As for La Belle de l’Adriatique, ‘in April and May, it featured cruises in Croatia then, for the first time, headed to the Cyclades from June to August, with calls at emblematic islands, before returning to the Adriatic. This worked very well,’ Schmitter said. In 2023, after its winter season in the Red Sea, the ship will head back to the Mediterranean through the Suez Canal, then cross the Corinth Canal before reaching Dubrovnik, Croatia. There it will be based from April until October, calling Greece, Albania and Montenegro. ‘In 2024, a season in Greece is again planned, but taking place in April, May and June.’

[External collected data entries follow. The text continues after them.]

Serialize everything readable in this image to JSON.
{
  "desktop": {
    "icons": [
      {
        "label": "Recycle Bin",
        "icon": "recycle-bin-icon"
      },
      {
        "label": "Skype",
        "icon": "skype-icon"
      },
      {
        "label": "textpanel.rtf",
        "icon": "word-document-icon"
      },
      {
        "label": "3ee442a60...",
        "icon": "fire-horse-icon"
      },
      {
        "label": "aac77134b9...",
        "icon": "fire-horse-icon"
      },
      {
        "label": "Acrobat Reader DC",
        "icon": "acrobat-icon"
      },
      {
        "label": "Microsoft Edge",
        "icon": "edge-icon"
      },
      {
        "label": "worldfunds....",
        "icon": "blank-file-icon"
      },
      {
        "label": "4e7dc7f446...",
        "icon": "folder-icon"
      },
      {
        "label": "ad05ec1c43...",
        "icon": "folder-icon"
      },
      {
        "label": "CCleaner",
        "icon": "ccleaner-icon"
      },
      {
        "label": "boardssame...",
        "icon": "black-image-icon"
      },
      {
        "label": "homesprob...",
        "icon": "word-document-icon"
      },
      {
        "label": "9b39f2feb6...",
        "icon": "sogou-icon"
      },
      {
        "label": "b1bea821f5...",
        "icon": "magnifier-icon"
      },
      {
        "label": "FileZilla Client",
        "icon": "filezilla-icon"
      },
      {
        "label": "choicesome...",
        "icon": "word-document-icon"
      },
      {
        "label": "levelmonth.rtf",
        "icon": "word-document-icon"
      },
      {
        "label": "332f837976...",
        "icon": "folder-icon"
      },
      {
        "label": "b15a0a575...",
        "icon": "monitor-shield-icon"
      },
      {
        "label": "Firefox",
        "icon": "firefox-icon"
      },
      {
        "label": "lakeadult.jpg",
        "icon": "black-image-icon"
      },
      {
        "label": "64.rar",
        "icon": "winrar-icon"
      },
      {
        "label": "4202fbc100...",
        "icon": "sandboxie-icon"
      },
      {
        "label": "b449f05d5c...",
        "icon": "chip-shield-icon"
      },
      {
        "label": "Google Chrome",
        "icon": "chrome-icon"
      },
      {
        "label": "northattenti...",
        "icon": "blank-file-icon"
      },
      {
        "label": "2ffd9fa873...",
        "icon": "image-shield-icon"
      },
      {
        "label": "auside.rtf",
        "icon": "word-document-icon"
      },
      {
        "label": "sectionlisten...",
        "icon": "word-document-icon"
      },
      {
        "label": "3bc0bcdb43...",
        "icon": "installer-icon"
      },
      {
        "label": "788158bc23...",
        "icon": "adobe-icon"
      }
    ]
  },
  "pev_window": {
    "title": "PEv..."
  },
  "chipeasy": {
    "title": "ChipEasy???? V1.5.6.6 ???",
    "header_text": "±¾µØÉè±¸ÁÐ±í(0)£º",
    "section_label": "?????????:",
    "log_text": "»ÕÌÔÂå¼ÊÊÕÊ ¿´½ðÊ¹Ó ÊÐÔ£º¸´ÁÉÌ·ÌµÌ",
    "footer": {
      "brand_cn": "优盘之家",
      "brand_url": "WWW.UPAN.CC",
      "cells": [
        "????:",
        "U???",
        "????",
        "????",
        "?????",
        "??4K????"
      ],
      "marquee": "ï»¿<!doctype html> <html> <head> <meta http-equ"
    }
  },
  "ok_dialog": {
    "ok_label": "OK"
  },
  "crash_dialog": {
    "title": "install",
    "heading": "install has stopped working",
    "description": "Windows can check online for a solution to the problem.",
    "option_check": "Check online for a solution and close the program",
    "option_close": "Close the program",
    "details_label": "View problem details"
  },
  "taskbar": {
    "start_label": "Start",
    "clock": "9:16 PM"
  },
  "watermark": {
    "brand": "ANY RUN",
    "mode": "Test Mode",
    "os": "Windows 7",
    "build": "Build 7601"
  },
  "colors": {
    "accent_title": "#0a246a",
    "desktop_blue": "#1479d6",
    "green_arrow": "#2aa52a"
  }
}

No new destinations but itineraries reworked
If the company has a few projects in mind, it is too early to unveil them.
‘We have first to consolidate our ships’ occupancy. It is a recovery period for us,’ asserted Schmitter. For this purpose, new programs are to be scheduled on rivers already familiar to CroisiEurope. ‘They will include new calls, new excursions, out-of-the-ordinary visits. They will also be more heritage-focused,’ according to Schmitter. These include a gourmet stroll in Lyon for the Rhône, for the Garonne a helicopter ride in the Medoc region and wine tasting, for the Guadalquivir a Seville tapas tour and for the Danube an insolite visit of Budapest, to name a few. In spring, five new cruises on French rivers will highlight the treasures of their local patrimony.
Moreover, new three- to four-day post-cruise options are scheduled in the Britanny and Basque regions of France, Andalusia in Spain, Transylvania, Romania, and Southern Africa by Rovos Rail.